On a connu un Trillo bien plus inspiré (L’héritage du colonel, avec Lucas Varela ou La grande arnaque, prix du scénario à Angoulême en 1999) et un Risso plus en forme (100 bullets, avec Brian Azzarello chez Vertigo, qui lui a valu 4 Eisner Awards).
Mais il ne faut pas oublier qu’il s’agit d’une des premières oeuvres du duo (qui a signé ensemble Chicanos; Simon: une histoire américaine; Fulù; Je suis vampire). Delcourt reproduit ici la division en 4 tomes adoptée aux USA par Dynamite, mais la première parution de cette saga de 600 pages date du début des années 1990 et a eu lieu dans un magazine argentin et ensuite italien (d’où la division en courts chapitres).
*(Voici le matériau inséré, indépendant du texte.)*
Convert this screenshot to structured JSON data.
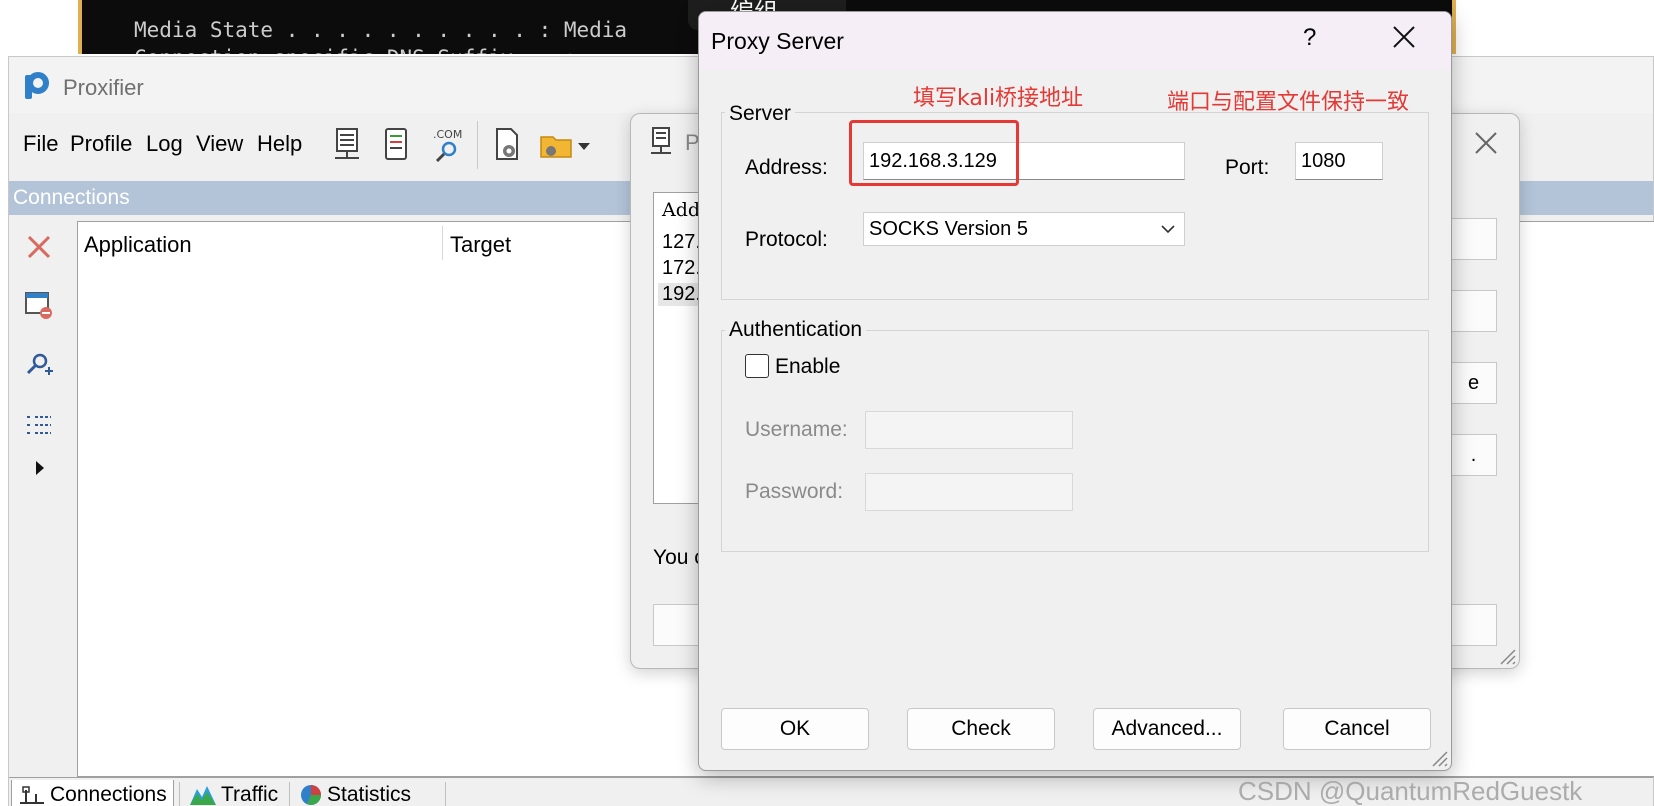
{
  "terminal": {
    "line1": "Media State . . . . . . . . . . : Media",
    "line2": "Connection-specific DNS Suffix  . :",
    "ime_badge": "编组"
  },
  "app": {
    "title": "Proxifier",
    "menu": [
      "File",
      "Profile",
      "Log",
      "View",
      "Help"
    ],
    "connections_header": "Connections",
    "columns": [
      "Application",
      "Target"
    ],
    "bottom_tabs": [
      "Connections",
      "Traffic",
      "Statistics"
    ]
  },
  "servers_dialog": {
    "title_partial": "P",
    "list_header": "Addr",
    "rows": [
      "127.",
      "172.",
      "192."
    ],
    "note_partial": "You c",
    "right_button_fragments": [
      "",
      "",
      "e",
      "."
    ]
  },
  "proxy_dialog": {
    "title": "Proxy Server",
    "help": "?",
    "server_group": "Server",
    "address_label": "Address:",
    "address_value": "192.168.3.129",
    "port_label": "Port:",
    "port_value": "1080",
    "protocol_label": "Protocol:",
    "protocol_value": "SOCKS Version 5",
    "auth_group": "Authentication",
    "enable_label": "Enable",
    "enable_checked": false,
    "username_label": "Username:",
    "username_value": "",
    "password_label": "Password:",
    "password_value": "",
    "buttons": {
      "ok": "OK",
      "check": "Check",
      "advanced": "Advanced...",
      "cancel": "Cancel"
    }
  },
  "annotations": {
    "address_note": "填写kali桥接地址",
    "port_note": "端口与配置文件保持一致",
    "color": "#e53935"
  },
  "watermark": "CSDN @QuantumRedGuestk"
}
Considérant le livre sous cet angle, on pourra alors apprécier, au delà de tous les clichés sur l’univers post-apocalyptique, les traits qui caractérisent les deux compères: un malaise diffus, des personnages déments, l’amour qui défie la noirceur du monde… Ainsi, Lisa est une héroïne très « trillienne »: seule, on lui a tout arraché, mais il faut encore qu’elle se batte dans un monde déserté par le sens et les valeurs.
L’épisode plus touchant et réussi est le numéro 12, détaché de la continuité de l’histoire, où une émission télévisée filme la course de milliers de désespérés qui se suicident comme des lemmings. De la colline, ils se lancent vers la ligne de l’horizon, ce « point de rupture » de ceux qui ont cessé d’aimer la vie.